A Partially Educated Review of Need For Speed
In which we have vrooms, followed by screeches, followed by snoring
It's a video-game adaptation, so you may commence eye-rolling at will and I won't blame you. Need For Speed is a cynical product, with the only ties to the game series lying in the fact that there's cars in it. It's almost as though they've decided fast car films might be catching on or something. Not sure what would have given them that idea. I say this to make my stance clear though, because I don't at one point want to seem as though I'm trying to justify Need For Speed as a good film. It isn't. At all. In the pantheon of video-game based movies though, it's nowhere near as bad as it could have been.
Things start off boringly enough, as it becomes readily apparent that this is going to be The Fast And The Furious-lite, if such a thing is possible. To be fair, that's a franchise I've always been able to tolerate so if it that one pushes all the wrong buttons for you, then steer well clear. Sorry, I've just realised the (very unintentional) pun. Also, the film takes FOOOOOREVER to get to the point and it's main plot. When it does get to that, things do get a little more entertaining, but only as much as a throw-away revenge plot allows.
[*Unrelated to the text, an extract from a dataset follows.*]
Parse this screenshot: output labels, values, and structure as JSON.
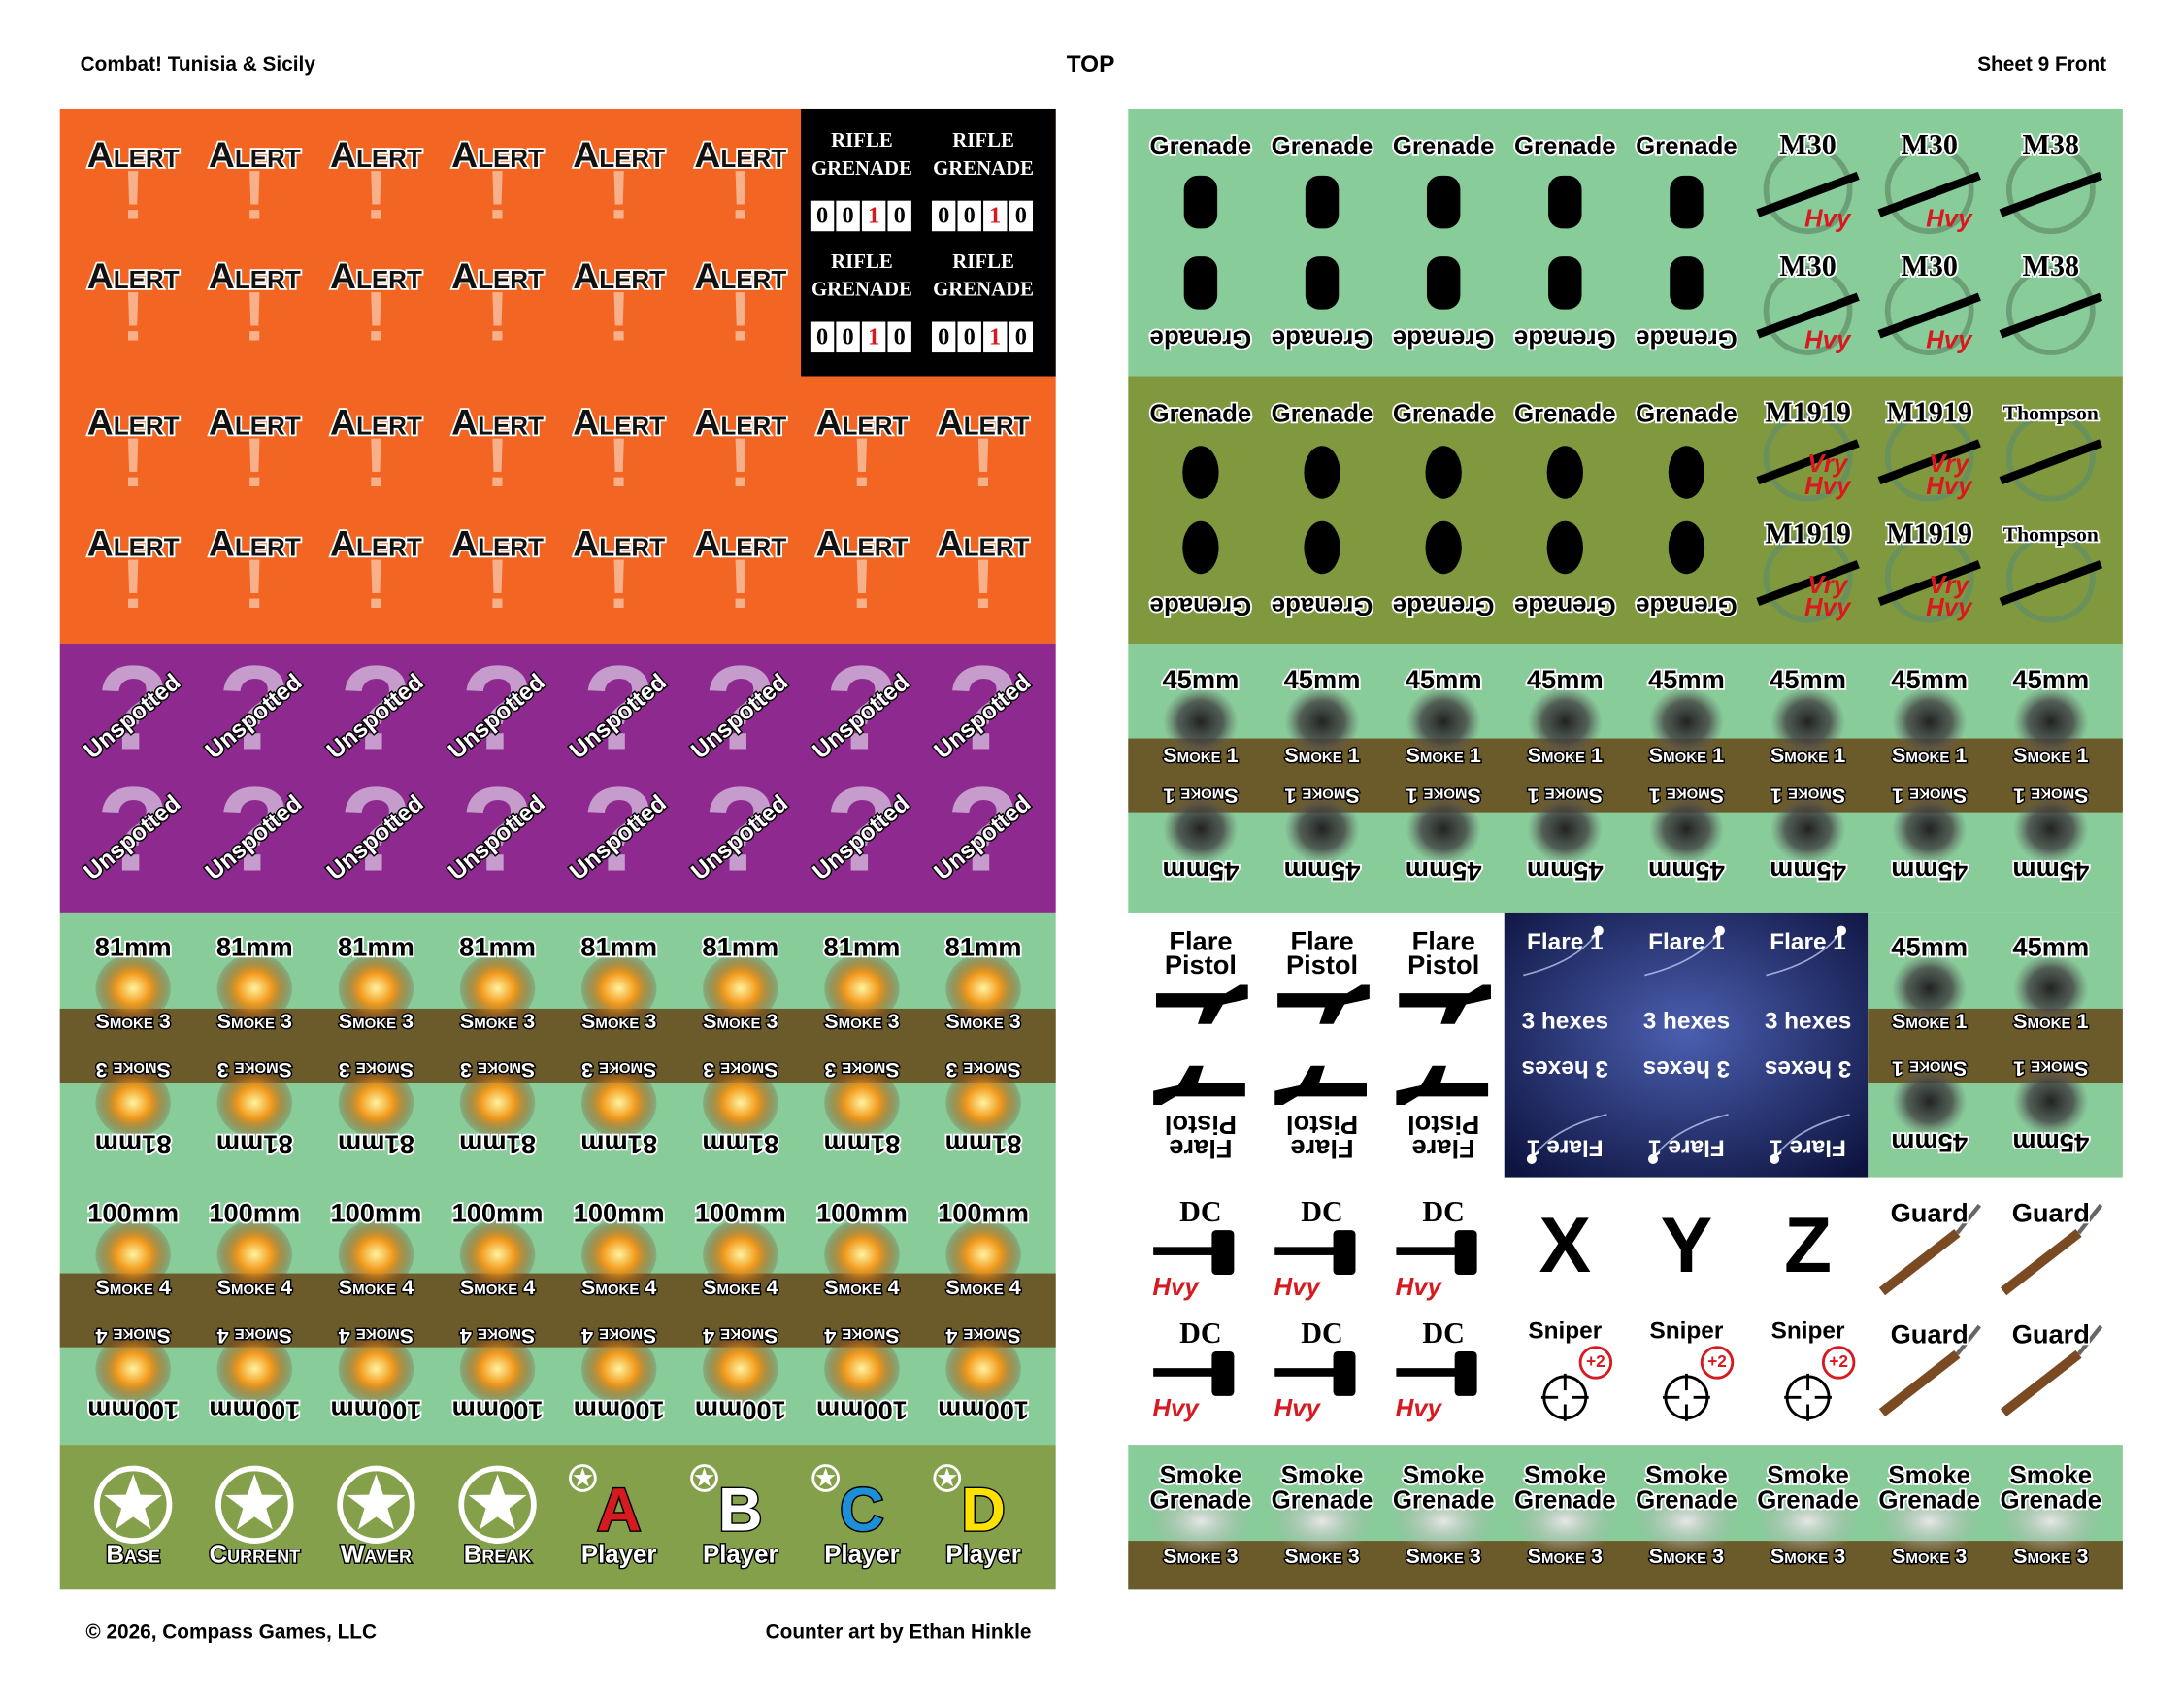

I'd dissect the acting, but it's all a little pointless really. Aaron Paul is fairly acceptable, Imogen Poots is fairly annoying, Dominic Cooper is fairly sneery and Dakota Johnson is fairly bland, which at least provides me with another reason to not watch the Fifty Shades Of Grey film. The only true blemish is Kid Cudi, who, I confess, I didn't realise was Kid Cudi until I looked it up. Serving as the film's comic relief, the only time he generates any sort of relief is when he disappears from the screen. So cloyingly unfunny, it's partly his fault because his general presence is gratingly irritating and partly the script's fault because it hasn't got the remotest understanding of what constitutes wit.
The one thing though that it does need to get right is the racing scenes. They're alright, I guess. Though they're pretty much just an exercise in box ticking. You name it, it's in here. Driving on the wrong side of the road, winning the race by a nose, the moral dilemma when a car crashes. It's all here and it's all been done before. It's also loud. So, if that's your sort of thing, knock yourself out. Be ready, though. This is ONE HUNDRED AND THIRTY MINUTES LONG! A breach of two hours has rarely felt more like a breach of human decency.
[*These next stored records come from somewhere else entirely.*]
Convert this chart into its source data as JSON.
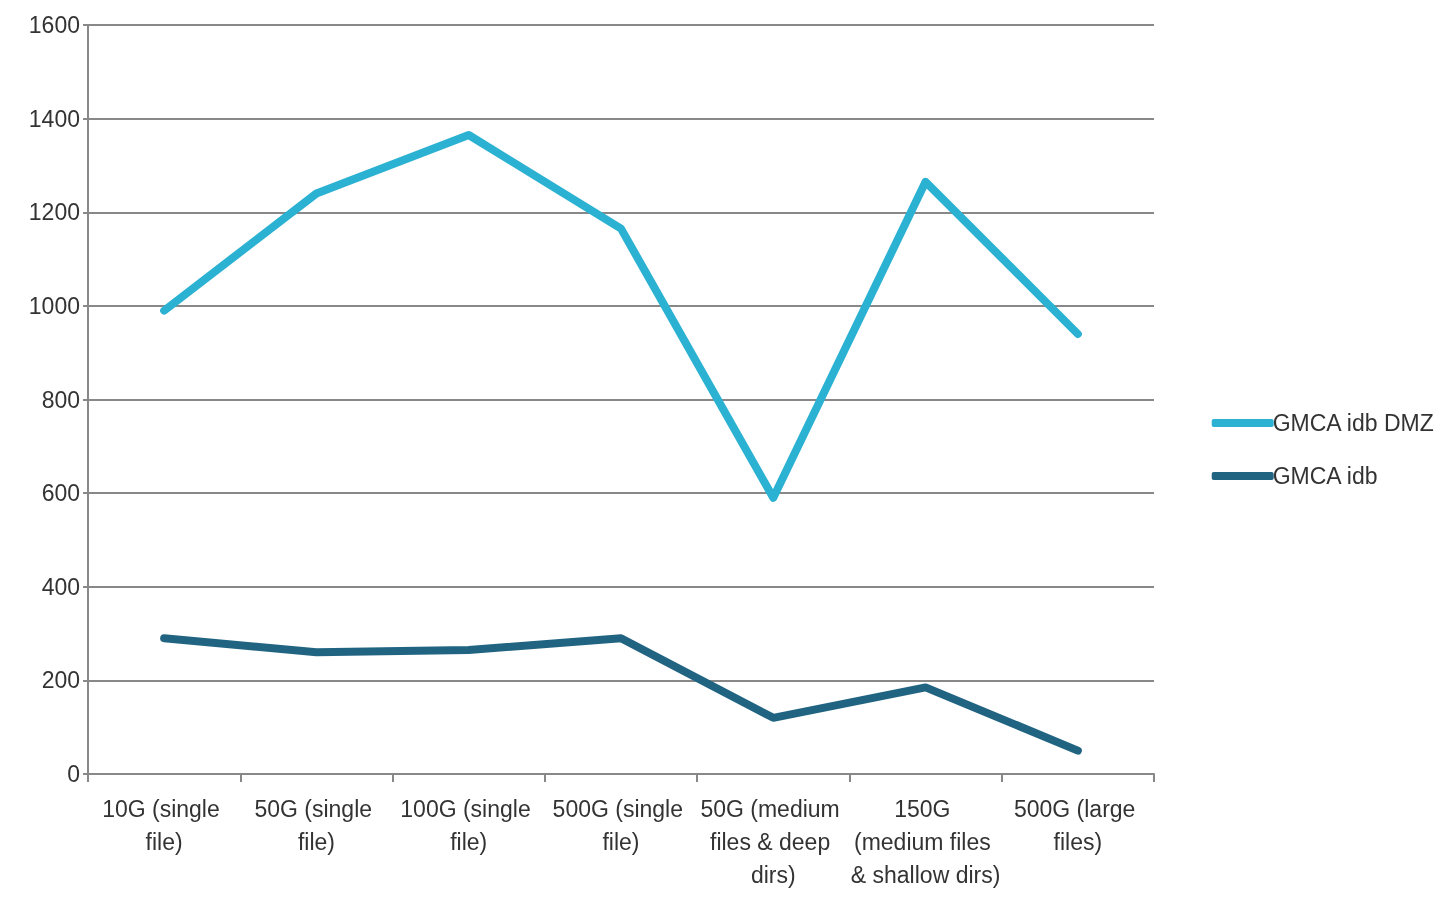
{
  "chart_data": {
    "type": "line",
    "categories": [
      "10G (single file)",
      "50G (single file)",
      "100G (single file)",
      "500G (single file)",
      "50G (medium files & deep dirs)",
      "150G (medium files & shallow dirs)",
      "500G (large files)"
    ],
    "series": [
      {
        "name": "GMCA idb DMZ",
        "color": "#2bb1d2",
        "values": [
          990,
          1240,
          1365,
          1165,
          590,
          1265,
          940
        ]
      },
      {
        "name": "GMCA idb",
        "color": "#216482",
        "values": [
          290,
          260,
          265,
          290,
          120,
          185,
          50
        ]
      }
    ],
    "ylim": [
      0,
      1600
    ],
    "yticks": [
      0,
      200,
      400,
      600,
      800,
      1000,
      1200,
      1400,
      1600
    ],
    "grid": "y",
    "legend": "right",
    "line_style": "solid"
  }
}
As I've already said, Need For Speed isn't good. In a year's time, it will be consigned to it's fate as yet another poor video game adaptation and then swiftly forgotten about, as it's nowhere near bad enough to live in the territory of Super Mario Bros. infamy. On that basis, I guess it can rest easy that it's not a complete disaster. The question is whether the filmmaker's would rather it would be remembered.